To store the CO2on board, Barnett’s team has proposed a patent-pending dual-chamber storage tank. One chamber stores a carbon-based fuel. After the fuel cycles through the fuel cell to create energy, the CO2 byproduct is pressurized and introduced into the second chamber. The partition between the chambers can move — shrinking the fuel chamber as the fuel is used, making space for CO2 in the other chamber.
“The solid oxide fuel cell is critical because it burns the fuel with pure oxygen, yielding a concentrated CO2 product that is storable,” Schmauss said. “If we just burned the fuel with air, it would be heavily diluted with nitrogen, yielding too much gas to store. When the concentrated CO2 is compressed, it can be stored in a volume not much larger than that needed for the fuel, which saves space.”
“This technology really doesn’t have any major hurdles to making it work,” Barnett added. “You just have to replace the fuel tank with the double-chamber tank and add CO2 compressors. And, of course, the infrastructure eventually has to be developed to off-load the CO2and either sequester or use it.”
Moving toward net-zero
With this scenario, the researchers say it is possible to make long-range vehicles CO2 negative.

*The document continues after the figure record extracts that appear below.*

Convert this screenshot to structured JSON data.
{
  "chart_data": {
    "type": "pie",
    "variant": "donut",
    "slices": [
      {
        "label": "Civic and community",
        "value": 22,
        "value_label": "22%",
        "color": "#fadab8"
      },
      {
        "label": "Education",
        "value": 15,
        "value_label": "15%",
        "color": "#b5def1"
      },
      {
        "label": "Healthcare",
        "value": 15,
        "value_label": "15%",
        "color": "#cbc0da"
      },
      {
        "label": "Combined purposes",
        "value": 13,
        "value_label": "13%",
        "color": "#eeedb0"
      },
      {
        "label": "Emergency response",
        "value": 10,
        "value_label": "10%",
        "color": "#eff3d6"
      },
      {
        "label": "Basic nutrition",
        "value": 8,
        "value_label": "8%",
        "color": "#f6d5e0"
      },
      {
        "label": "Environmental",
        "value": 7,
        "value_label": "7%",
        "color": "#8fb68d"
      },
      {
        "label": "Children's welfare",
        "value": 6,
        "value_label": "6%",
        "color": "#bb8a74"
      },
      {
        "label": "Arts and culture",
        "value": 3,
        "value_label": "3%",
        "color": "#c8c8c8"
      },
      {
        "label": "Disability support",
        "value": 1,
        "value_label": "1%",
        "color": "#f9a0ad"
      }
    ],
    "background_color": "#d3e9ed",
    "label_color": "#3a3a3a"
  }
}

This is possible with bio-fuels, such as ethanol, because the plants used to produce the fuel have consumed CO2 from the atmosphere. Then, after the vehicle has used the fuel, the captured CO2 is removed from the ship and sequestered underground or used in producing a renewable fuel. If a vehicle uses a fossil fuel instead of a bio-fuel, then the resulting overall cycle is closer to net-zero.